The Book of Giants from Qumran ist sorgfältig ediert; der häufigste Fehler bei langen hebräischen Zitaten (Konfusionen der Wortreihenfolge beim Zeilenumbruch) ist anscheinend nie völlig zu beseitigen (122). Etwas mühselig für den Benutzer ist nur, daß zwar die Qumrantexte gründlich kommentiert werden, zu den manichäischen Texten (alle leider nur in Übersetzung) aber fast jede Anmerkung fehlt.

Daß der Manichäismus die Angewohnheit hat, mythologische Namen zu übertragen und daher aus den aramäischen Giganten plötzlich bekannte Heroen der iranischen nationalen Epik werden, mag der gebildete Leser wissen, aber warum wir uns z. B. in einem Text topographisch plötzlich im Kögmän-Gebirge (alttürkische Bezeichnung des südsibirischen Sajans!) befinden, hätte vielleicht doch der Erklärung bedurft (133). Überhaupt setzt der Autor zum Manichäismus mehr Kenntnisse beim Leser voraus als zu den Qumrantexten. Zumindest die Lektüre von John C. Reeves, Jewish Lore in Manichaean Cosmogony. Studies in The Book of Giants Tradition, Cincinnati 1999 ist praktisch unentbehrlich, um S. folgen zu können; beide Bücher ergänzen sich vorzüglich. Nicht völlig befriedigend ist zu den manichäischen Zeugnissen allerdings die Literaturbenutzung.

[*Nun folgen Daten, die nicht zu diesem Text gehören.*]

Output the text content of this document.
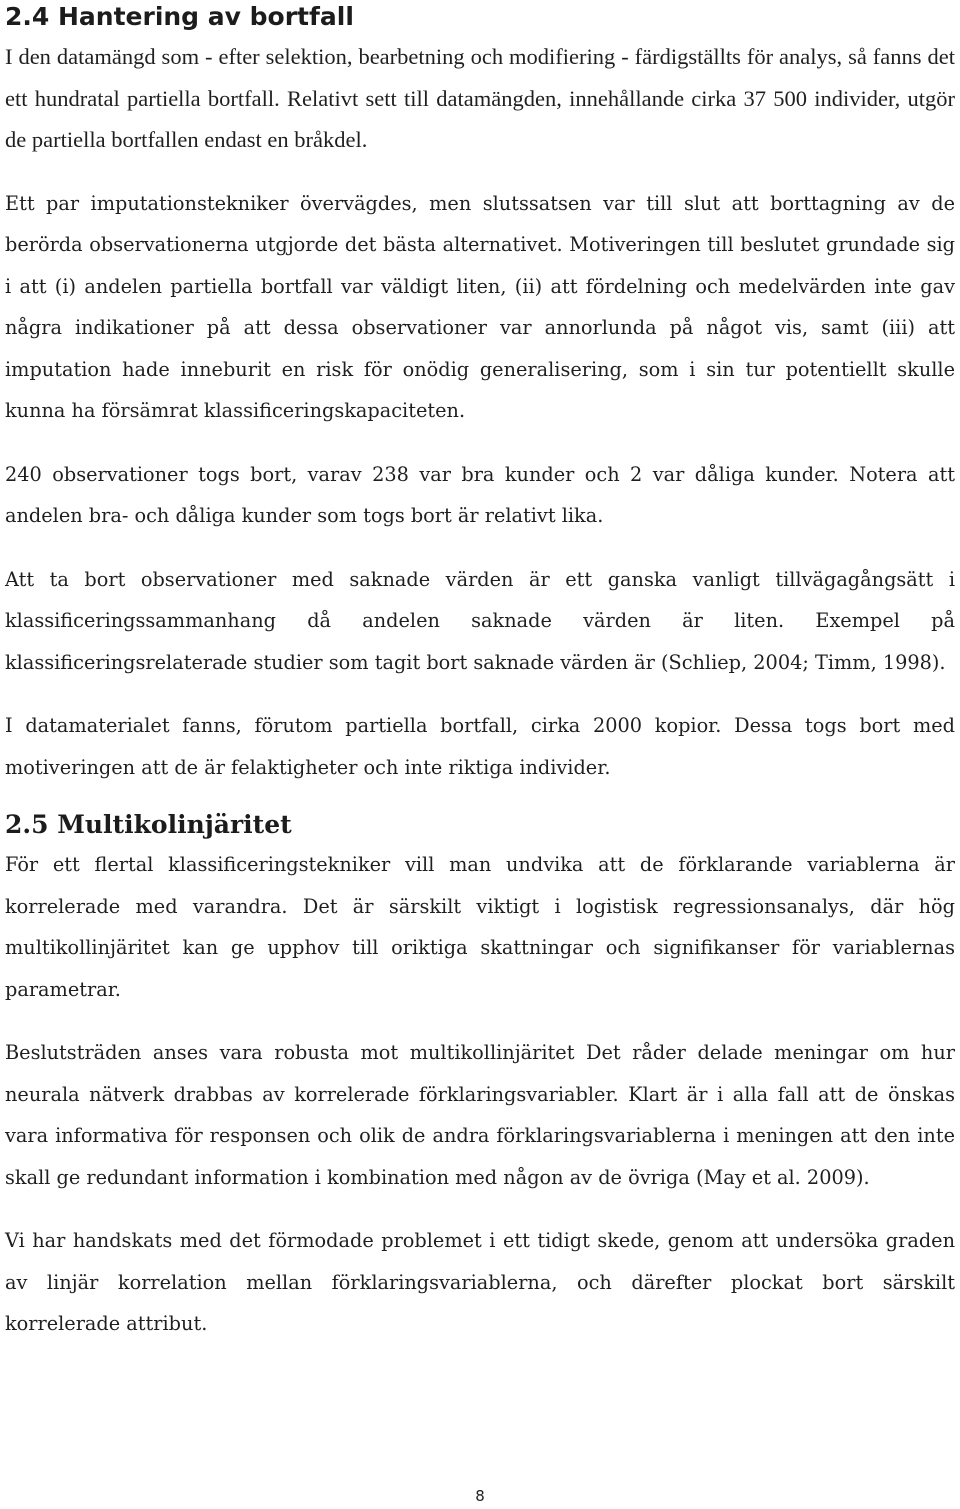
2.4 Hantering av bortfall

I den datamängd som - efter selektion, bearbetning och modifiering - färdigställts för analys, så fanns det ett hundratal partiella bortfall. Relativt sett till datamängden, innehållande cirka 37 500 individer, utgör de partiella bortfallen endast en bråkdel.

Ett par imputationstekniker övervägdes, men slutssatsen var till slut att borttagning av de berörda observationerna utgjorde det bästa alternativet. Motiveringen till beslutet grundade sig i att (i) andelen partiella bortfall var väldigt liten, (ii) att fördelning och medelvärden inte gav några indikationer på att dessa observationer var annorlunda på något vis, samt (iii) att imputation hade inneburit en risk för onödig generalisering, som i sin tur potentiellt skulle kunna ha försämrat klassificeringskapaciteten.

240 observationer togs bort, varav 238 var bra kunder och 2 var dåliga kunder. Notera att andelen bra- och dåliga kunder som togs bort är relativt lika.

Att ta bort observationer med saknade värden är ett ganska vanligt tillvägagångsätt i klassificeringssammanhang då andelen saknade värden är liten. Exempel på klassificeringsrelaterade studier som tagit bort saknade värden är (Schliep, 2004; Timm, 1998).

I datamaterialet fanns, förutom partiella bortfall, cirka 2000 kopior. Dessa togs bort med motiveringen att de är felaktigheter och inte riktiga individer.

2.5 Multikolinjäritet

För ett flertal klassificeringstekniker vill man undvika att de förklarande variablerna är korrelerade med varandra. Det är särskilt viktigt i logistisk regressionsanalys, där hög multikollinjäritet kan ge upphov till oriktiga skattningar och signifikanser för variablernas parametrar.

Beslutsträden anses vara robusta mot multikollinjäritet Det råder delade meningar om hur neurala nätverk drabbas av korrelerade förklaringsvariabler. Klart är i alla fall att de önskas vara informativa för responsen och olik de andra förklaringsvariablerna i meningen att den inte skall ge redundant information i kombination med någon av de övriga (May et al. 2009).

Vi har handskats med det förmodade problemet i ett tidigt skede, genom att undersöka graden av linjär korrelation mellan förklaringsvariablerna, och därefter plockat bort särskilt korrelerade attribut.

8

Verzeihlich ist es, zu übersehen, daß das St. Petersburger mittelpersische Fragment L von Sundermann nicht nur 1984 in der FS Duchesne-Guillemin, sondern verbessert noch einmal in einer russischen Zeitschrift (Esce odin fragment iz "knigi gigantov" Mani, in: Vestnik drevnej istorii 1989, 3, 67-79) ediert wurde. Aber warum entgeht dem Autor Sundermanns Edition des lange verschollen geglaubten (jetzt durch ein altes Photo wieder zugänglichen) Turfan-Textes M 7800 in der Studie Mani’s "Book of Giants" and the Jewish Books of Enoch. A Case of Terminological Difference and What it Implies, Irano-Judaica III, Jerusalem 1994, 40-48? Dieser Text wäre für die Diskussion des Wortspieles nefilim - nefalim "Giganten"-"Fehlgeburten" (111 f.) wichtig gewesen. Nicht recht verständlich ist, warum zu W. B. Hennings grundlegenden Texteditionen, die alle paar Seiten zitiert werden, zwar deren verstreute Originalpublikationen, nicht aber die beiden bequemen Sammelbände genannt werden, in denen sie schon seit über zwanzig Jahren vorliegen (Selected Papers, Acta Iranica, Deuxième série V/VI, Téhéran-Liège 1977). Auch das Jubiläenbuch, eine der wichtigsten Nebenüberlieferungen, wird anscheinend noch nicht nach der jetzt grundlegenden, ausführlich kommentierten kritischen Ausgabe von James C. VanderKam (CSCO 510/511, Leuven 1989) zitiert. Im Grunde ist das kaum eine Kritik an Stuckenbrucks Buch, sondern nur eine Illustration der traurigen Erkenntnis, daß es für den Einzelnen praktisch nicht mehr möglich ist, die Übersicht über die Literatur einer Nachbardisziplin (hier etwa Iranistik und Manichäismusforschung) zu behalten. An Teamarbeit führt kein Weg vorbei. Nicht gesammelt wurden die mancherlei Vermutungen zum GB, die sich nur aus Rückschlüssen aus den Manichaica ergeben (ich erwähne die Gedanken zum Geschlechtswechsel des Wortes livjatan, die E. Lipinski nach einer Anregung Miliks in ThWAT IV, 1984, 522 ausgesprochen hat).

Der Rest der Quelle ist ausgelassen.